Even a larger shift in the value of the yuan would probably have little impact on U.S. manufacturers, because most of China's export growth is in products that have not been made in the United States in large scale in many years. Chinese workers who once earned $1 an hour will now make $1.02 -- hardly an equation that will prompt U.S. factories to dive back into the labor-intensive work of making toys, T-shirts and furniture.

Chinese officials have tried to deliver that message themselves in recent days to temper expectation of further revaluation.

"China's exchange rate reform won't have too much influence on U.S. deficits," China's central bank governor, Zhou Xiaochuan, said over the weekend.

Those anticipating a significant readjustment and change in the global economy have focused on how the central bank said it would now determine the exchange rate. In place of the fixed peg to the dollar, China said it would link the yuan to a basket of currencies while allowing daily trading within 0.3 percent of the previous day's closing price.
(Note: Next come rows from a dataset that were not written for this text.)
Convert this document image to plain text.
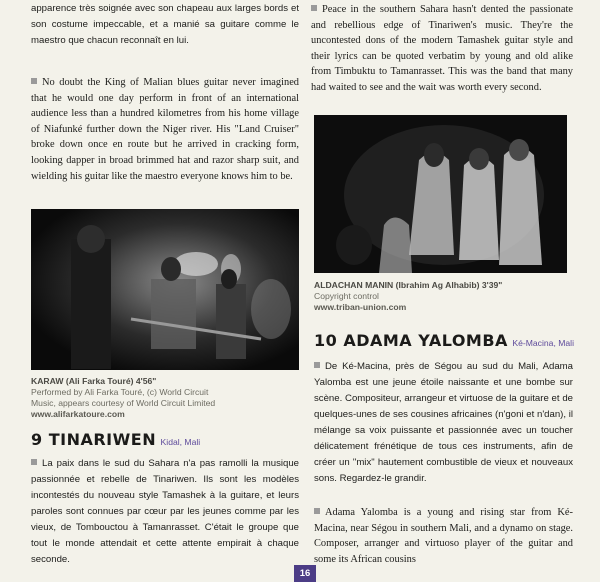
apparence très soignée avec son chapeau aux larges bords et son costume impeccable, et a manié sa guitare comme le maestro que chacun reconnaît en lui.

No doubt the King of Malian blues guitar never imagined that he would one day perform in front of an international audience less than a hundred kilometres from his home village of Niafunké further down the Niger river. His "Land Cruiser" broke down once en route but he arrived in cracking form, looking dapper in broad brimmed hat and razor sharp suit, and wielding his guitar like the maestro everyone knows him to be.

KARAW (Ali Farka Touré) 4'56"
Performed by Ali Farka Touré, (c) World Circuit
Music, appears courtesy of World Circuit Limited
www.alifarkatoure.com
9 TINARIWEN Kidal, Mali

La paix dans le sud du Sahara n'a pas ramolli la musique passionnée et rebelle de Tinariwen. Ils sont les modèles incontestés du nouveau style Tamashek à la guitare, et leurs paroles sont connues par cœur par les jeunes comme par les vieux, de Tombouctou à Tamanrasset. C'était le groupe que tout le monde attendait et cette attente empirait à chaque seconde.

Peace in the southern Sahara hasn't dented the passionate and rebellious edge of Tinariwen's music. They're the uncontested dons of the modern Tamashek guitar style and their lyrics can be quoted verbatim by young and old alike from Timbuktu to Tamanrasset. This was the band that many had waited to see and the wait was worth every second.

ALDACHAN MANIN (Ibrahim Ag Alhabib) 3'39"
Copyright control
www.triban-union.com
10 ADAMA YALOMBA Ké-Macina, Mali

De Ké-Macina, près de Ségou au sud du Mali, Adama Yalomba est une jeune étoile naissante et une bombe sur scène. Compositeur, arrangeur et virtuose de la guitare et de quelques-unes de ses cousines africaines (n'goni et n'dan), il mélange sa voix puissante et passionnée avec un toucher délicatement frénétique de tous ces instruments, afin de créer un "mix" hautement combustible de vieux et nouveaux sons. Regardez-le grandir.

Adama Yalomba is a young and rising star from Ké-Macina, near Ségou in southern Mali, and a dynamo on stage. Composer, arranger and virtuoso player of the guitar and some its African cousins

16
Some analysts construed that to mean that the currency might float up by 0.3 percent each day, increasing by as much as 3 percent over 10 days. Others speculated that the shift to the basket would mean that China would sell significant holdings of dollars as it added euros and Japanese yen, altering the prices of all three currencies and reducing demand for U.S. bonds.

But Chinese analysts said such expectations were based on a fundamental misreading of the new system and the intentions of China's leaders to maintain a largely stable exchange rate to ensure that there are no shocks to the system. China has yet to say what other currencies will make up its new basket and how their values will be linked to the yuan's -- information that many analysts assume will never be disclosed, to keep speculators off guard.
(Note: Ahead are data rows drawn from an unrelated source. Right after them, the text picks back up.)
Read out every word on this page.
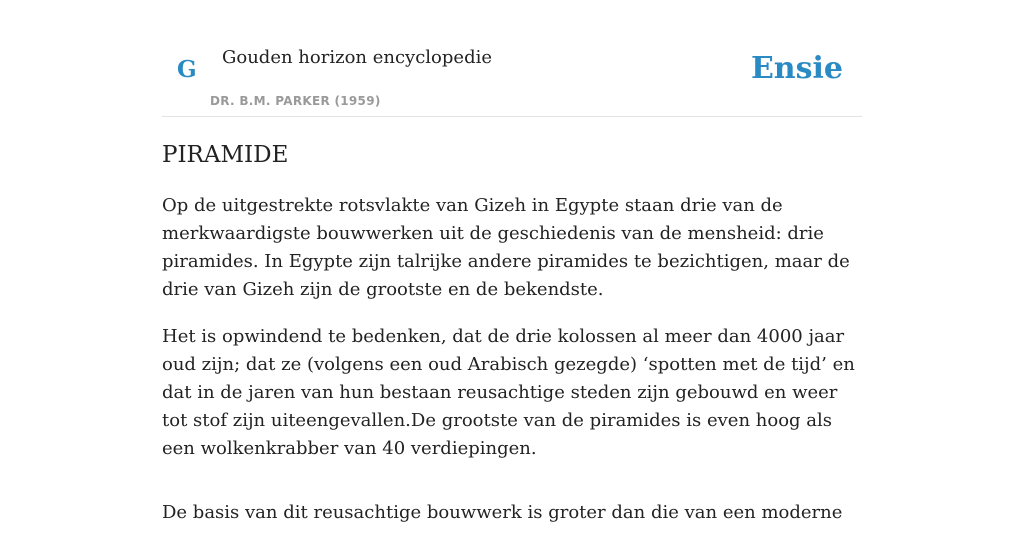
G Gouden horizon encyclopedie
DR. B.M. PARKER (1959)
Ensie
PIRAMIDE

Op de uitgestrekte rotsvlakte van Gizeh in Egypte staan drie van de merkwaardigste bouwwerken uit de geschiedenis van de mensheid: drie piramides. In Egypte zijn talrijke andere piramides te bezichtigen, maar de drie van Gizeh zijn de grootste en de bekendste.

Het is opwindend te bedenken, dat de drie kolossen al meer dan 4000 jaar oud zijn; dat ze (volgens een oud Arabisch gezegde) ‘spotten met de tijd’ en dat in de jaren van hun bestaan reusachtige steden zijn gebouwd en weer tot stof zijn uiteengevallen.De grootste van de piramides is even hoog als een wolkenkrabber van 40 verdiepingen.

De basis van dit reusachtige bouwwerk is groter dan die van een moderne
The new system gives China's leaders the ability to set the yuan's currency however they like, without disclosing their rationale. Far from a mathematic formula, the new exchange rate is a kind of guideline that the central bank can use at its discretion, analysts said.
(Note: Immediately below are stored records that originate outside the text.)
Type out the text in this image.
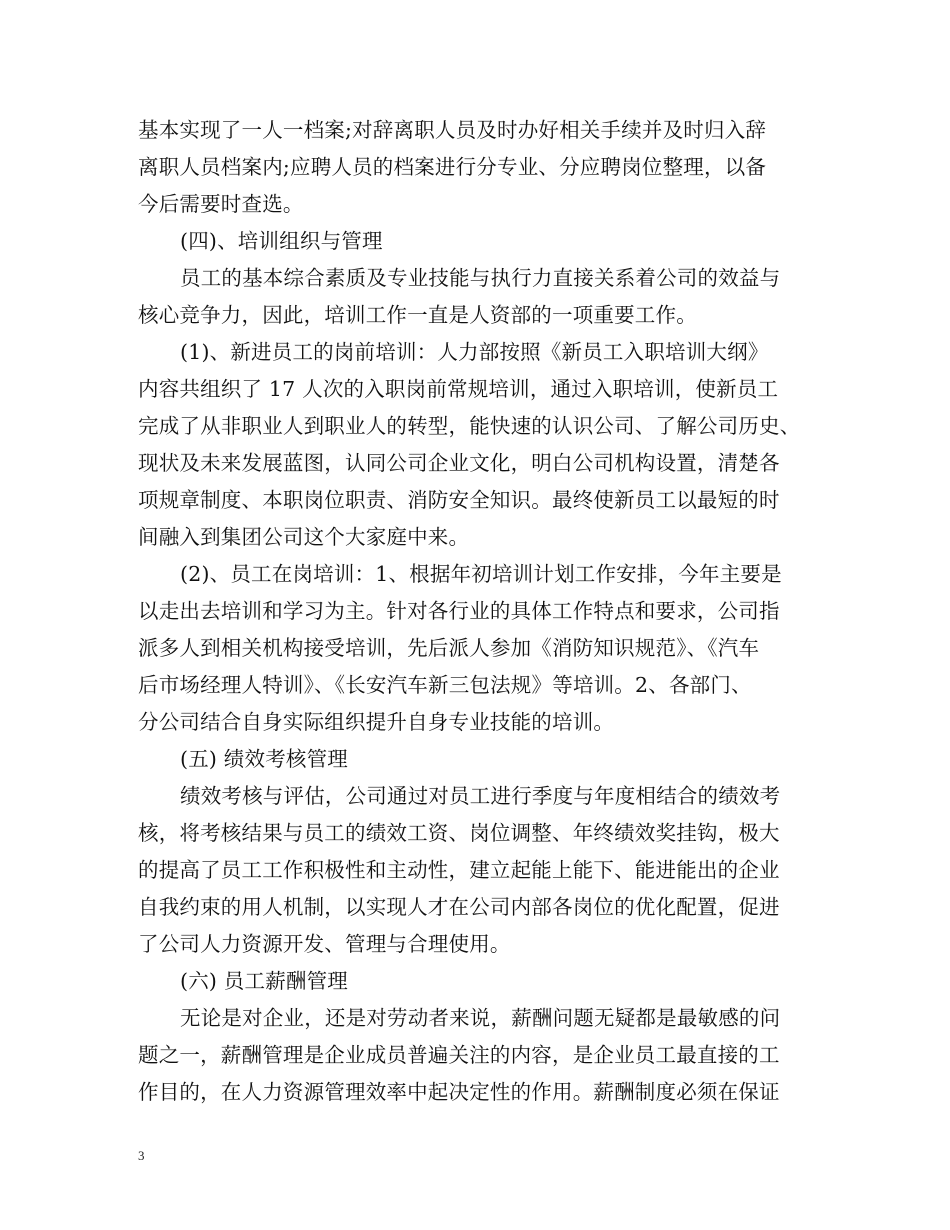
基本实现了一人一档案;对辞离职人员及时办好相关手续并及时归入辞
离职人员档案内;应聘人员的档案进行分专业、分应聘岗位整理，以备
今后需要时查选。

(四)、培训组织与管理

员工的基本综合素质及专业技能与执行力直接关系着公司的效益与
核心竞争力，因此，培训工作一直是人资部的一项重要工作。

(1)、新进员工的岗前培训：人力部按照《新员工入职培训大纲》
内容共组织了 17 人次的入职岗前常规培训，通过入职培训，使新员工
完成了从非职业人到职业人的转型，能快速的认识公司、了解公司历史、
现状及未来发展蓝图，认同公司企业文化，明白公司机构设置，清楚各
项规章制度、本职岗位职责、消防安全知识。最终使新员工以最短的时
间融入到集团公司这个大家庭中来。

(2)、员工在岗培训：1、根据年初培训计划工作安排，今年主要是
以走出去培训和学习为主。针对各行业的具体工作特点和要求，公司指
派多人到相关机构接受培训，先后派人参加《消防知识规范》、《汽车
后市场经理人特训》、《长安汽车新三包法规》等培训。2、各部门、
分公司结合自身实际组织提升自身专业技能的培训。

(五) 绩效考核管理

绩效考核与评估，公司通过对员工进行季度与年度相结合的绩效考
核，将考核结果与员工的绩效工资、岗位调整、年终绩效奖挂钩，极大
的提高了员工工作积极性和主动性，建立起能上能下、能进能出的企业
自我约束的用人机制，以实现人才在公司内部各岗位的优化配置，促进
了公司人力资源开发、管理与合理使用。

(六) 员工薪酬管理

无论是对企业，还是对劳动者来说，薪酬问题无疑都是最敏感的问
题之一，薪酬管理是企业成员普遍关注的内容，是企业员工最直接的工
作目的，在人力资源管理效率中起决定性的作用。薪酬制度必须在保证

3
"The media has been overreacting on the currency issue," said Zhang Liqun, an economist at the Development Research Center in Beijing, a think tank attached to China's State Council. "The central bank has adopted an opaque method on currency management. It's going to operate within a black box, which will be very difficult to grasp."

The strongest message China's central bank has delivered has been heard in the currency markets: On Friday, the first trading day after the announcement, China's currency was worth 8.11 to the dollar. On Tuesday, it was at 8.1099, according to the State Administration of Foreign Exchange.